Sabato sera, un altro patetico sabato sera. Sono davanti al mio computer, in attesa che il tempo passi in fretta e arrivi l'ora di affogare le mie frustrazioni in un gin lemon troppo forte, e mi annoio. Penso che potrei ascoltare un pò di musica, solitamente J-Ax soddisfa le mie richieste, ma non trovo nulla capace di tirarmi su. Provo con melodie inglesi, ma nemmeno lì trovo una svolta. Guardo un pò di tv, ma vedere ragazze che offrono il proprio corpo in cambio di notorietà mi fa venire la nausea. La bellezza viene usata come merce di scambio al giorno d'oggi, e il cervello delle povere ragazze di bell'aspetto è sempre più scarno, colmo solo di nomi di attori e cantanti, o partecipanti di un qualche reality che incita la loro creazione. No, io non sarò mai una di loro, non venderò le mie nudità ad un programma televisivo, e non offenderò la mia mente obbligandola a restare di fronte a questo zoo. Potrei leggere un buon libro, volendo, ma E.A. Poe non credo che possa aiutarmi. Stasera tocca a me, perciò decido di scrivere. Non ho una musa, e non trovo una penna. Condizioni non proprio perfette, ma nulla mi ferma. Penso, parlo, ammazzo la mia solitudine pronunciando frasi senza senso. Parole assurde inserite in frasi confuse disegnano un viso sfocato sulla parete bianca di fronte a me. La osservo e ne riconosco i lineamenti. è lui. Com'è possibile? Lo guardo e in un attimo rivivo tutti i momenti.

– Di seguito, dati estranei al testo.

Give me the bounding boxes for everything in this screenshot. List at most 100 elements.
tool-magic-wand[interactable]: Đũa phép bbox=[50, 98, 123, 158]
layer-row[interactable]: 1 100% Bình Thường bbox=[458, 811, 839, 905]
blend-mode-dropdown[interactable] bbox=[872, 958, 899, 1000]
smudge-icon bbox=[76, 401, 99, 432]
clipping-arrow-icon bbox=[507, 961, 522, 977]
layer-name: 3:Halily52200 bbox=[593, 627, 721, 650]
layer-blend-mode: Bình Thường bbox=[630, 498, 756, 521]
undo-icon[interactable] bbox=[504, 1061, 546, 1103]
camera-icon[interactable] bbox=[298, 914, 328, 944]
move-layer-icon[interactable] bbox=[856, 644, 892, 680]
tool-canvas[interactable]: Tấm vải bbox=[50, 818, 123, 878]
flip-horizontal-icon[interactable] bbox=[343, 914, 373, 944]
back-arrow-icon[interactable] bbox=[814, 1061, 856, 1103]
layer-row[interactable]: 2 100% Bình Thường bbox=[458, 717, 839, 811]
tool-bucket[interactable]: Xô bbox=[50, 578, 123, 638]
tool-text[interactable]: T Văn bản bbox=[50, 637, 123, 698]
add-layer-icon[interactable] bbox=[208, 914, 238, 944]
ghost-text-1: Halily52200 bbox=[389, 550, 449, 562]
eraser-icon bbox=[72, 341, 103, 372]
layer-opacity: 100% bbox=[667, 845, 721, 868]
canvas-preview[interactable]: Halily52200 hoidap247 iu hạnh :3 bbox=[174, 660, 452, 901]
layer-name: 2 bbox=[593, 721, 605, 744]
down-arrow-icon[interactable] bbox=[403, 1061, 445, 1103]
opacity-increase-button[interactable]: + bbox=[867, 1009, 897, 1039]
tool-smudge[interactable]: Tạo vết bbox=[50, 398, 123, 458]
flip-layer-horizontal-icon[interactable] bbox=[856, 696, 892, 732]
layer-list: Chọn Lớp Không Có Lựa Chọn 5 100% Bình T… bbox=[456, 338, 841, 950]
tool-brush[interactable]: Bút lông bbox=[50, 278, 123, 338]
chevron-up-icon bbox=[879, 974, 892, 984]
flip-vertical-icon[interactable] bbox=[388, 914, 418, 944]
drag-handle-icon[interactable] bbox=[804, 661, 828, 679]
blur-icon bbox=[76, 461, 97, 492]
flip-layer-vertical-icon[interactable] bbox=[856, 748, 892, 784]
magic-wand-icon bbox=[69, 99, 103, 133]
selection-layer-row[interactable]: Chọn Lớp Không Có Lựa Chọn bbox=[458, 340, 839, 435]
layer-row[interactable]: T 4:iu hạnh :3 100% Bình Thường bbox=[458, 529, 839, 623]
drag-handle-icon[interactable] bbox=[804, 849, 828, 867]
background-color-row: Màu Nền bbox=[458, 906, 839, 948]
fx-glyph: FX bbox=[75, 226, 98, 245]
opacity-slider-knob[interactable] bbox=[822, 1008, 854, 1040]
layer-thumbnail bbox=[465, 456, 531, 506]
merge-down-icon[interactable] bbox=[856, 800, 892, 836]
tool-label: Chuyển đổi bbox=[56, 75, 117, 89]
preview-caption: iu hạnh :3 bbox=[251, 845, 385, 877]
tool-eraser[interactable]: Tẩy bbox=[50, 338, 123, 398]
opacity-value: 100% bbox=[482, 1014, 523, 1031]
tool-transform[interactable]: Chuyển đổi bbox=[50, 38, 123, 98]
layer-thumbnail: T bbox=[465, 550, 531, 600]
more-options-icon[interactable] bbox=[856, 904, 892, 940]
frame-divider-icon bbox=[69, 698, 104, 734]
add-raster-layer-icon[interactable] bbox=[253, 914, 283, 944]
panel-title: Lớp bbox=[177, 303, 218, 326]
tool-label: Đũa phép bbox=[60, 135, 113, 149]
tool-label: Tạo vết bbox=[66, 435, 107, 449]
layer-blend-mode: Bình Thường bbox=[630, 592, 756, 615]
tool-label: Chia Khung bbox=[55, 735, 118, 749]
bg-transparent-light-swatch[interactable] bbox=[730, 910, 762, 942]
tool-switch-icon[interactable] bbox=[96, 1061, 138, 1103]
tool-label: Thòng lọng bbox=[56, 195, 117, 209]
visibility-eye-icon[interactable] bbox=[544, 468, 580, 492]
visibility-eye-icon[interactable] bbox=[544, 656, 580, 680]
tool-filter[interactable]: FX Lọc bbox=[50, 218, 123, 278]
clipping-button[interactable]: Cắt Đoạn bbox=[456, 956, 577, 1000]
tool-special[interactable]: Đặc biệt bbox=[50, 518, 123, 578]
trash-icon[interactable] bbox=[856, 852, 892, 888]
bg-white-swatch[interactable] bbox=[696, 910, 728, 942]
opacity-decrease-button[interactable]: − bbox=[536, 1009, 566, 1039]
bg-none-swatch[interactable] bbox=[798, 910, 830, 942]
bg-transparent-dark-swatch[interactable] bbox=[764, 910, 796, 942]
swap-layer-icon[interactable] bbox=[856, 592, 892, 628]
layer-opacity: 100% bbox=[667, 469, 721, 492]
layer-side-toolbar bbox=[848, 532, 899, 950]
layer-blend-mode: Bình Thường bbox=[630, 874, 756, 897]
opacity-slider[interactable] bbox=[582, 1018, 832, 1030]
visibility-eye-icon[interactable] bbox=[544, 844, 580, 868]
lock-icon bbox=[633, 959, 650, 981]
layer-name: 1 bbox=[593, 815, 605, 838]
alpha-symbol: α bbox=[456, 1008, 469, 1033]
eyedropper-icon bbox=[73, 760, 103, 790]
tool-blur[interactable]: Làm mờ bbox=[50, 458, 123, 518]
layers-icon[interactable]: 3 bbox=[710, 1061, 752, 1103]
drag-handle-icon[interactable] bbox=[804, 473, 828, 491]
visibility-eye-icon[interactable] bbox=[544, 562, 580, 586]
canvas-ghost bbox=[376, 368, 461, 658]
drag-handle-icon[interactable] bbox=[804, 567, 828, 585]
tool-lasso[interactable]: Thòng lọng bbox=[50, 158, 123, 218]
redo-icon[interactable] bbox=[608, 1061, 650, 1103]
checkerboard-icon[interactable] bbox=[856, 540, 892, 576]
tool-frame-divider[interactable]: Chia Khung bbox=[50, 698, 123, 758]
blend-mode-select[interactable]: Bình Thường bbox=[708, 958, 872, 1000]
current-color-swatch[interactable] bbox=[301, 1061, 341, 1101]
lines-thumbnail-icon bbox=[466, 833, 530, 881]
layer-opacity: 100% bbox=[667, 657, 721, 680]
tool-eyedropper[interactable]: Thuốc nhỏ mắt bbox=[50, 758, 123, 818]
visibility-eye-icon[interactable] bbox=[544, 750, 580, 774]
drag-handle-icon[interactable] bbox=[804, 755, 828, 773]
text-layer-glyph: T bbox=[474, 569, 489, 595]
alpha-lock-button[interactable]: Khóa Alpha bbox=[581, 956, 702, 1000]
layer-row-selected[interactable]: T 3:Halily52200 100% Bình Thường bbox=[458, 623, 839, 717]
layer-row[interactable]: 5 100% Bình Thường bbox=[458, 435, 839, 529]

Ignara del suo sguardo, ballavo una melodia strana in una discoteca troppo affollata. Il mio vestito si muoveva con me, lasciando libera la schiena, accarezzata dalla brezza fresca e leggera di quella notte d'agosto. Mi guardava, mi ammirava, mi studiava. Accarezzava ogni centimetro del mio corpo con i suoi occhi neri penetranti. Sorrideva, e ad una mia mossa un pò inventata, rise. Io danzavo e lui era lì, a un passo da me. Notai il suo sguardo e subito me ne innamorai. Così strano, assurdo ed imperfetto. Il tempo di un sorriso e già era qui, seduto accanto a me a parlare. "Domani sei con me per un caffè, lo sai?", mi gridò, colpa della musica troppo alta. "Davvero?" Risposi io sorpresa. "Già, tu non lo sai ancora, ma domani sarai seduta al bar con me" era troppo sfacciato, ed io decisi di stare al gioco "Tu dici? io non credo". "Vedrai" rispose. Mi diede un bacio sulla fronte, sorrise e sparì tra la folla. Frastornata e sorpresa mi alzai, tornai al mio posto e continuai a ballare. Il giorno seguente ero lì, al tavolo di un piccolo locale, a bere caffè con la mia meraviglia sconosciuta. Ero felice, stavo bene, e questo mi bastava.
Chiudo gli occhi, strofinandoli con il dorso della mano. La mia visione è sparita. Lo so, il cioccolato fa male. Ora però mi serve una penna, devo iniziare a scrivere.